Dear Curiosity Journal,

It’s curious how some days you can sense the wheel of the year turning. A first frost has this effect for me. When you go to sleep to green and wake up to black, the shift feels shaky, like a teenager learning to drive a stick shift, leaving a bit of whiplash. We harvested the last of the gardens from plants still plump with life as the hard frost descended around us on Sunday night. On Monday morning, stems slumped over, and leaves lay liquidated in the field. There is no hand that slaps like that of Mother Nature, a seasonal death sentence, a widespread killing blow. So, it was fitting that Monday I delivered the Catrina sculptures for their continued exhibition at Youth Initiative High School and the Pump House Regional Arts Center.

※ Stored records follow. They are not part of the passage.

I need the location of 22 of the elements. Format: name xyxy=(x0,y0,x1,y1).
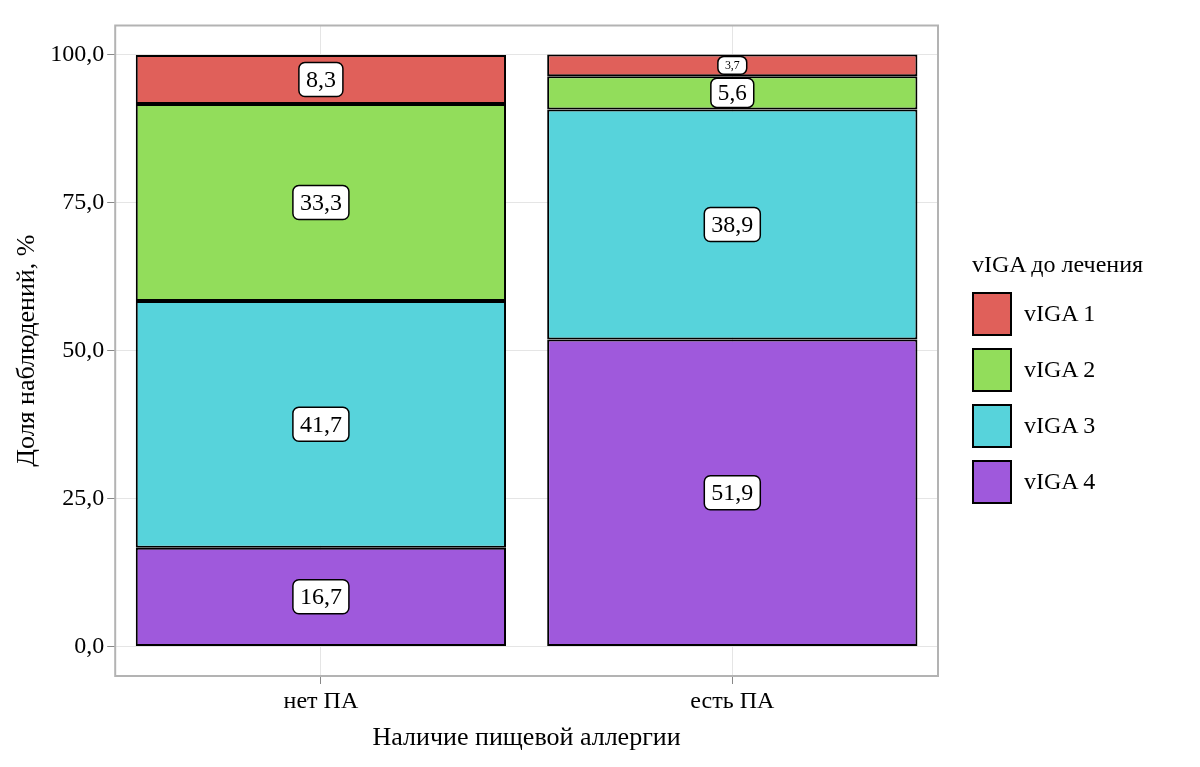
data-label: 51,9 xyxy=(711,478,754,505)
x-tick-label: есть ПА xyxy=(690,686,775,713)
y-tick-label: 50,0 xyxy=(62,336,105,362)
legend-label: vIGA 2 xyxy=(1024,356,1096,383)
x-tick-label: нет ПА xyxy=(283,686,359,713)
data-label: 41,7 xyxy=(299,410,342,437)
text: vIGA 3 xyxy=(1024,412,1096,439)
legend-label: vIGA 1 xyxy=(1024,300,1096,327)
data-label: 8,3 xyxy=(305,65,336,92)
y-axis-title: Доля наблюдений, % xyxy=(11,234,41,467)
y-tick-label: 100,0 xyxy=(50,40,105,67)
legend-label: vIGA 4 xyxy=(1024,468,1096,495)
data-label: 5,6 xyxy=(717,78,747,105)
legend-title: vIGA до лечения xyxy=(972,250,1144,278)
data-label: 16,7 xyxy=(299,583,342,610)
data-label: 33,3 xyxy=(299,188,342,215)
x-axis-title: Наличие пищевой аллергии xyxy=(372,722,681,752)
y-tick-label: 75,0 xyxy=(62,188,105,215)
data-label: 38,9 xyxy=(711,210,754,237)
data-label: 3,7 xyxy=(724,58,740,73)
y-tick-label: 25,0 xyxy=(62,483,105,510)
y-tick-label: 0,0 xyxy=(74,631,105,658)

It felt surreal to drive around with these goddesses of death, my skeletal co-pilots, who brought big smiles to everyone I encountered. These lovely figures, formed as an expression of death, arguably human beings greatest fear, inspire fascination, and a further exploration of our seasonal celebration of death, the thinning of the veil, and all that frightens us. I too gained great joy from seeing Garbancera and Oaxaca standing proudly in the gallery, already surrounded by a family snapping photos with them. I was practically tingling from the sheer interconnection of it all, another microcosm of the Driftless Curiosity mission.